The journey through the museum starts with early examples of cameras and equipment. As you would expect, all of these exhibits are in glass cases, meaning that the reflections from lights around the room and even myself are shown in the glass. I did manage to get around most of these problems by reducing the highlights and using the dehaze slider and making it positive in Lightroom. Not too heavy, just enough to take out some of the glare and reflections
It’s just a wooden box but look at the brass work, it’s a thing of beauty and precision mechanical engineering.
Of course, early photography used chemicals, some of them quite nasty, and lots of them to get the final results.
I loved this door, small windows, with lots of examples of early photographs. Of course nowadays with modern software we can simulate some of those early style of photographs.
Moving through the museum, did I mention it was really hot, we come to a more modern era. We’ve moved a way from single plates to rolls of film as this advert for Agfa film shows
Equipment has moved on as well, cameras are much smaller and developing film is not as messy. Chemicals are still involved, though.
Now we are starting to move into the Kodak zone, as I call it. In 1962 the Eastman Kodak Company established a production plant in Chalon-sur-Saone. At it’s peak the factory employed about 2500 employees mainly specialising in the manufacture of photo-sensitive surfaces used for consumer photos, cinefilm for the cinema and products used in medical radio.
But then in 2004, with the accelerated arrival of digital products, particularly in consumer photography, Eastman Kodak announced major cuts to the group and workforce.
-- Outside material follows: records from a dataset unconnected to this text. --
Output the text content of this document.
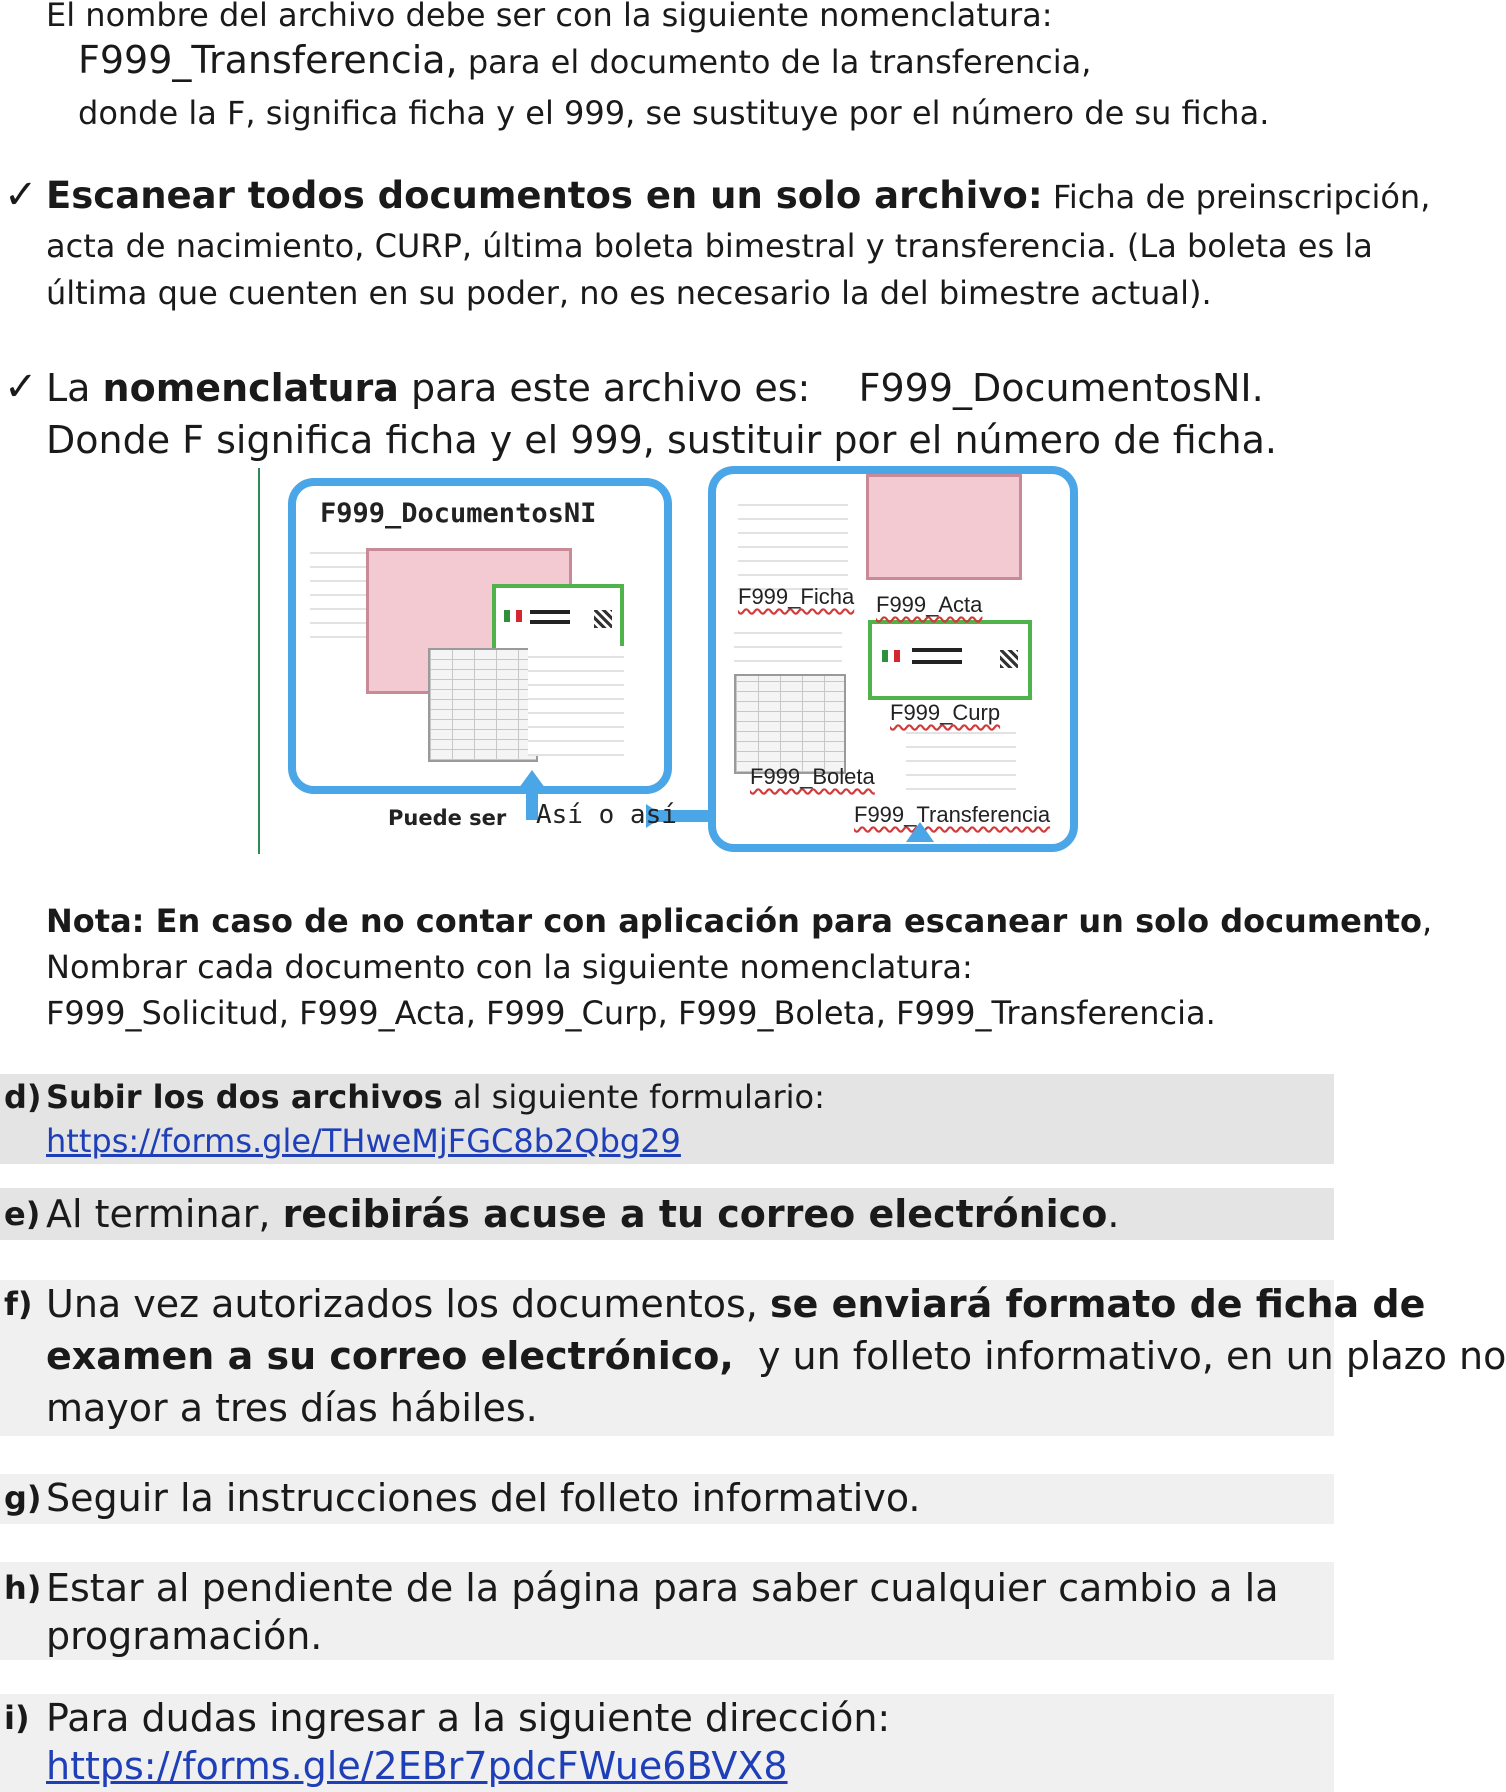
El nombre del archivo debe ser con la siguiente nomenclatura:
F999_Transferencia, para el documento de la transferencia,
donde la F, significa ficha y el 999, se sustituye por el número de su ficha.
✓ Escanear todos documentos en un solo archivo: Ficha de preinscripción,
acta de nacimiento, CURP, última boleta bimestral y transferencia. (La boleta es la
última que cuenten en su poder, no es necesario la del bimestre actual).
✓ La nomenclatura para este archivo es:    F999_DocumentosNI.
Donde F significa ficha y el 999, sustituir por el número de ficha.
F999_DocumentosNI
F999_Ficha F999_Acta
F999_Curp
F999_Boleta
F999_Transferencia
Puede ser Así o así
Nota: En caso de no contar con aplicación para escanear un solo documento,
Nombrar cada documento con la siguiente nomenclatura:
F999_Solicitud, F999_Acta, F999_Curp, F999_Boleta, F999_Transferencia.
d) Subir los dos archivos al siguiente formulario:
https://forms.gle/THweMjFGC8b2Qbg29
e) Al terminar, recibirás acuse a tu correo electrónico.
f) Una vez autorizados los documentos, se enviará formato de ficha de
examen a su correo electrónico,  y un folleto informativo, en un plazo no
mayor a tres días hábiles.
g) Seguir la instrucciones del folleto informativo.
h) Estar al pendiente de la página para saber cualquier cambio a la
programación.
i) Para dudas ingresar a la siguiente dirección:
https://forms.gle/2EBr7pdcFWue6BVX8
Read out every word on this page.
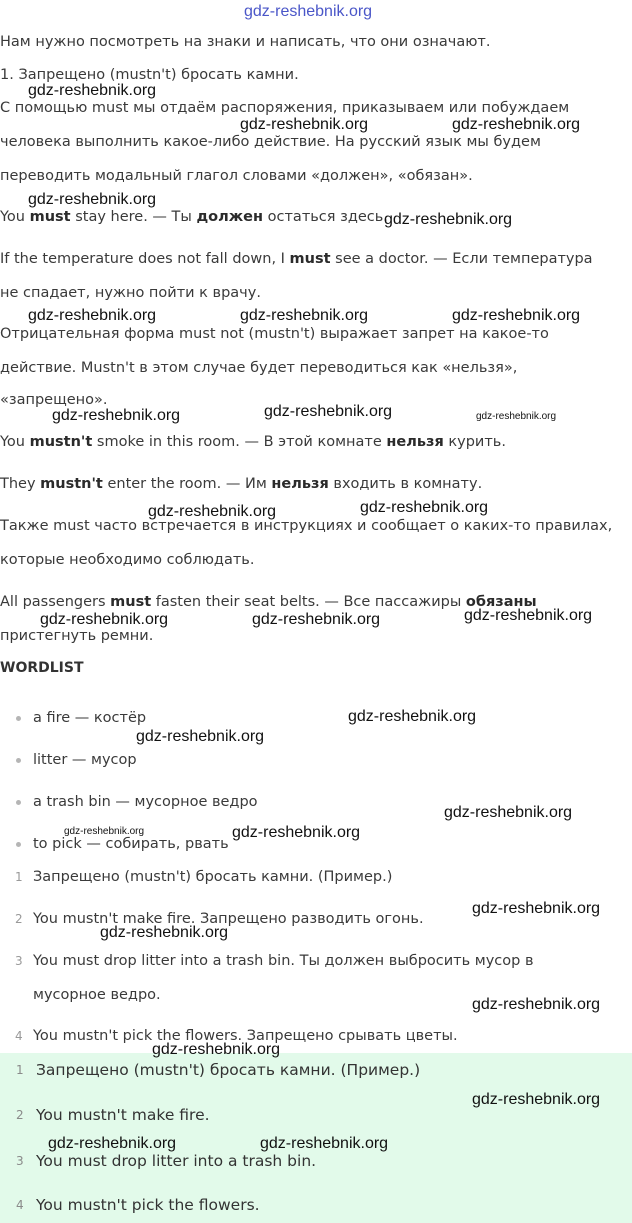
gdz-reshebnik.org
Нам нужно посмотреть на знаки и написать, что они означают.
1. Запрещено (mustn't) бросать камни.
gdz-reshebnik.org
С помощью must мы отдаём распоряжения, приказываем или побуждаем
gdz-reshebnik.org	gdz-reshebnik.org
человека выполнить какое-либо действие. На русский язык мы будем
переводить модальный глагол словами «должен», «обязан».
gdz-reshebnik.org
You must stay here. — Ты должен остаться здесь.
gdz-reshebnik.org
If the temperature does not fall down, I must see a doctor. — Если температура
не спадает, нужно пойти к врачу.
gdz-reshebnik.org	gdz-reshebnik.org	gdz-reshebnik.org
Отрицательная форма must not (mustn't) выражает запрет на какое-то
действие. Mustn't в этом случае будет переводиться как «нельзя»,
«запрещено».
gdz-reshebnik.org	gdz-reshebnik.org	gdz-reshebnik.org
You mustn't smoke in this room. — В этой комнате нельзя курить.
They mustn't enter the room. — Им нельзя входить в комнату.
gdz-reshebnik.org
gdz-reshebnik.org
Также must часто встречается в инструкциях и сообщает о каких-то правилах,
которые необходимо соблюдать.
All passengers must fasten their seat belts. — Все пассажиры обязаны
gdz-reshebnik.org	gdz-reshebnik.org	gdz-reshebnik.org
пристегнуть ремни.
WORDLIST
a fire — костёр	gdz-reshebnik.org
gdz-reshebnik.org
litter — мусор
a trash bin — мусорное ведро
gdz-reshebnik.org
gdz-reshebnik.org	gdz-reshebnik.org
to pick — собирать, рвать
1 Запрещено (mustn't) бросать камни. (Пример.)
gdz-reshebnik.org
2 You mustn't make fire. Запрещено разводить огонь.
gdz-reshebnik.org
3 You must drop litter into a trash bin. Ты должен выбросить мусор в
мусорное ведро.
gdz-reshebnik.org
4 You mustn't pick the flowers. Запрещено срывать цветы.
gdz-reshebnik.org
1 Запрещено (mustn't) бросать камни. (Пример.)
gdz-reshebnik.org
2 You mustn't make fire.
gdz-reshebnik.org	gdz-reshebnik.org
3 You must drop litter into a trash bin.
4 You mustn't pick the flowers.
Then began a period of intense layoffs cutting the workforce and by 2006 there are only about 100 employees on the site. This was later cut to about thirty and by 2010 there is no one working for Kodak.
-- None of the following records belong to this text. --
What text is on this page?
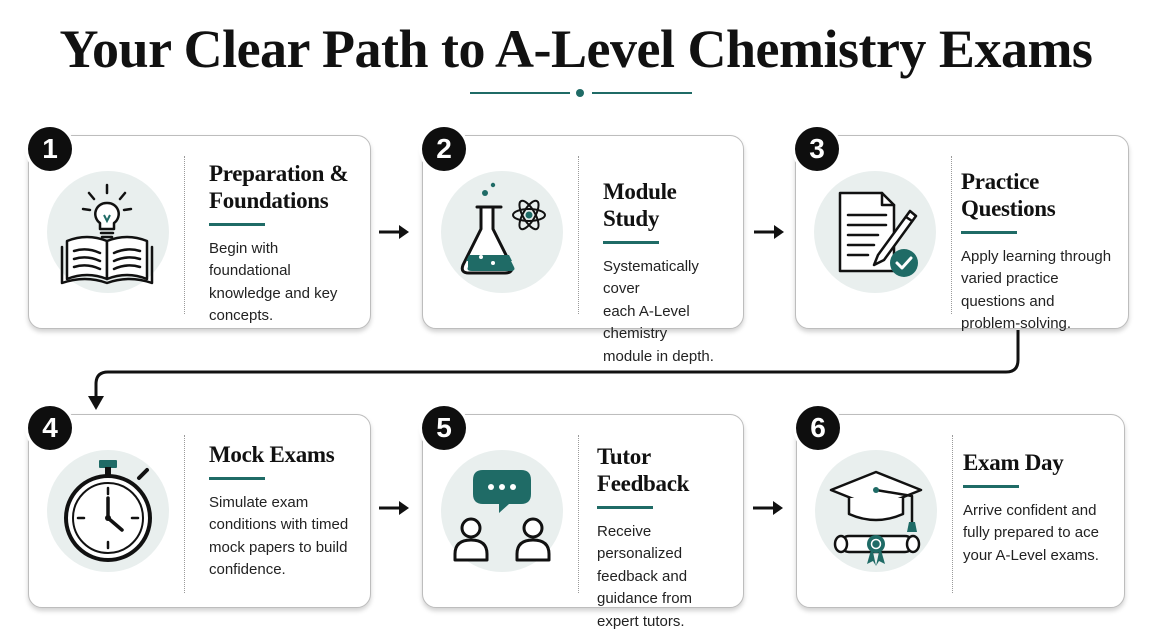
Your Clear Path to A-Level Chemistry Exams
Preparation &
Foundations
Begin with foundational
knowledge and key
concepts.
1
Module Study
Systematically cover
each A-Level chemistry
module in depth.
2
Practice Questions
Apply learning through
varied practice
questions and
problem-solving.
3
Mock Exams
Simulate exam
conditions with timed
mock papers to build
confidence.
4
Tutor Feedback
Receive personalized
feedback and
guidance from
expert tutors.
5
Exam Day
Arrive confident and
fully prepared to ace
your A-Level exams.
6
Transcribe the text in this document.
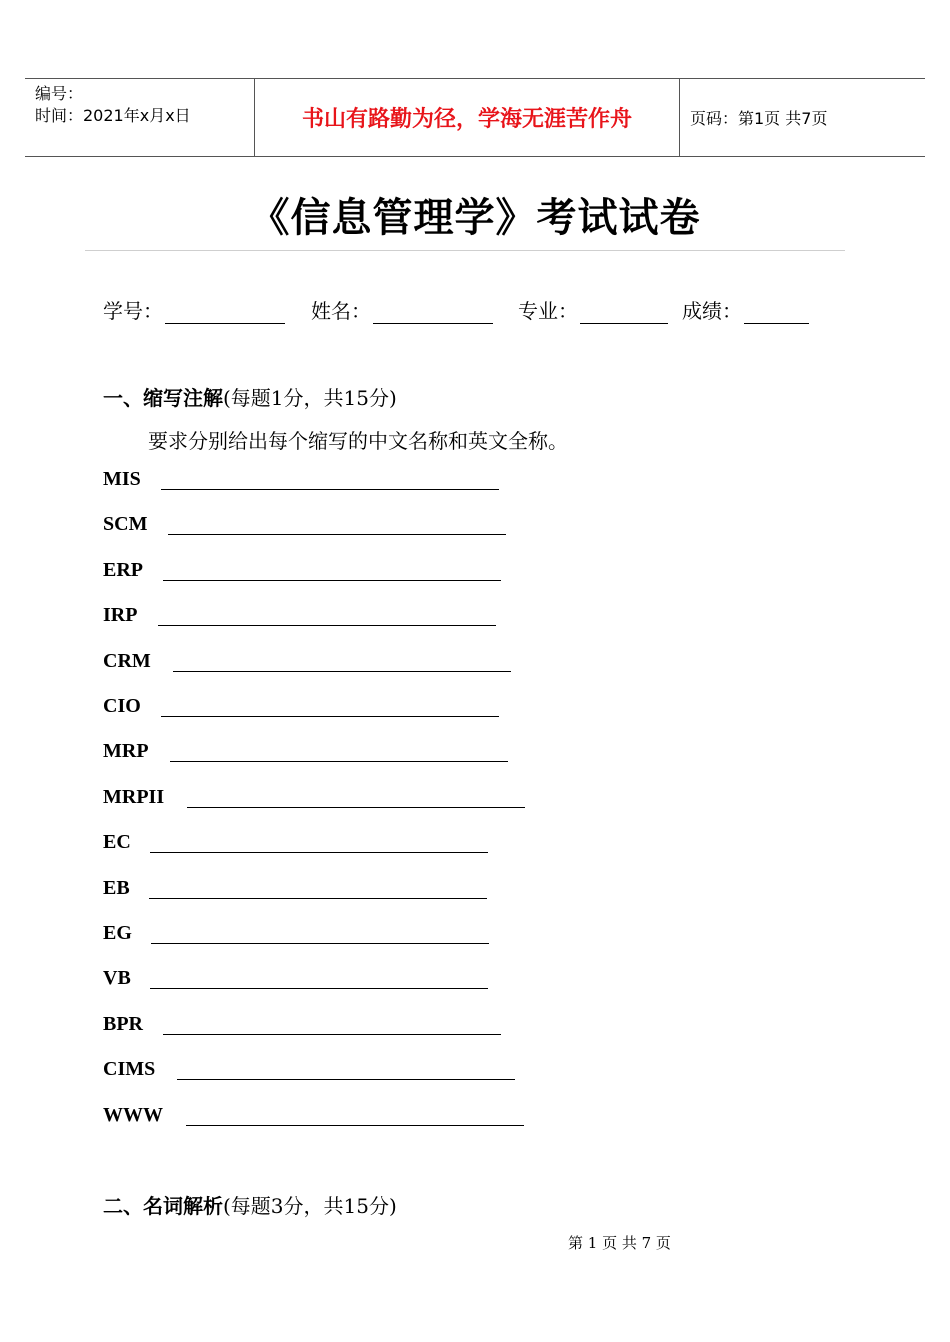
编号：
时间：2021年x月x日	书山有路勤为径，学海无涯苦作舟	页码：第1页 共7页
《信息管理学》考试试卷
学号：	姓名：	专业：	成绩：
一、缩写注解(每题1分，共15分)
要求分别给出每个缩写的中文名称和英文全称。
MIS
SCM
ERP
IRP
CRM
CIO
MRP
MRPII
EC
EB
EG
VB
BPR
CIMS
WWW
二、名词解析(每题3分，共15分)
第 1 页 共 7 页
You know I’m really impressed with the photograph above, or should I say my camera, the Olympus OM-D E-M1 Mark 2 and the 12-40mm Olympus PRO lens. This is hand-held at 1/15 second in a darkish sort of room. The in-body stabilisation has kicked in to give me a reasonably sharp focused photograph.
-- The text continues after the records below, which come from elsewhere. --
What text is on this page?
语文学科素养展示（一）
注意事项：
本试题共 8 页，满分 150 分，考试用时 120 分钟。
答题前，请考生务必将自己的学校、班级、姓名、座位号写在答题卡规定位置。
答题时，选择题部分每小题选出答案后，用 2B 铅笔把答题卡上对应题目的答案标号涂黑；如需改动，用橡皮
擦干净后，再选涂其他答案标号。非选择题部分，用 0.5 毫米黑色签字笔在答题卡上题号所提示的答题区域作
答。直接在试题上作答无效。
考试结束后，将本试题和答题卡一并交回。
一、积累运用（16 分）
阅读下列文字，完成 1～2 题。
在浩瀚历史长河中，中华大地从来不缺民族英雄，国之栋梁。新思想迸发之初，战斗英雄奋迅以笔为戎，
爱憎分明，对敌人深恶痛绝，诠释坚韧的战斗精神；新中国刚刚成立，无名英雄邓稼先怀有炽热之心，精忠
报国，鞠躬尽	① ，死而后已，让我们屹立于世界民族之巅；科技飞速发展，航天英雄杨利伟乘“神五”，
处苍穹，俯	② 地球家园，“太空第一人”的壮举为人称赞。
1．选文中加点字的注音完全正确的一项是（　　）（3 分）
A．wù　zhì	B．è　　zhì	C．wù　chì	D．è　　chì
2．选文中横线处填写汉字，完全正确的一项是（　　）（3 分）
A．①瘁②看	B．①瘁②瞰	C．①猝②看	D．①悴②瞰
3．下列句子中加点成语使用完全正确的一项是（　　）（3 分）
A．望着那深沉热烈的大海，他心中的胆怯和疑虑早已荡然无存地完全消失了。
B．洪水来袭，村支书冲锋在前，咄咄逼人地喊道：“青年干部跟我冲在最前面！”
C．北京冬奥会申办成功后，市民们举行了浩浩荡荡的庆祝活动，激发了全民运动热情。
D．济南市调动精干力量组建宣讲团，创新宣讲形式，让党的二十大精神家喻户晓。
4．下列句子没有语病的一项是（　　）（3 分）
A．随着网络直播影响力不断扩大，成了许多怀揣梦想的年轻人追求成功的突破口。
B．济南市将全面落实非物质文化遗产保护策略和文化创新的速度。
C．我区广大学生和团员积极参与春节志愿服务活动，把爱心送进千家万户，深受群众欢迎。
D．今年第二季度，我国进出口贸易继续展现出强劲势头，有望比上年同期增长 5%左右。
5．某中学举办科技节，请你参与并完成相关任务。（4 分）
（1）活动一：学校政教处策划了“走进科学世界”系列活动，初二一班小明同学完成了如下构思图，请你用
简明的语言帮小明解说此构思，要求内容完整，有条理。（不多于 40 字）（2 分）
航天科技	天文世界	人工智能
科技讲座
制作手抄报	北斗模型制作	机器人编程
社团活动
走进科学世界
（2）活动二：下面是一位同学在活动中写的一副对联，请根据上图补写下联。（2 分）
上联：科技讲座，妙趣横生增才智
One of the Kodak Coloramas projected onto the wall. I really liked being in this room, looking at all of the photographs and the good bit. I had the place to myself.
Last photograph and you can see another projected photograph of the Taj Mahal in the background.
I spent hours in the museum, looking at the exhibits and taking loads of photographs. Best of all it was free entry, if only it wasn’t so hot. But you can’t have it all so I’m grateful that I was able to visit the museum.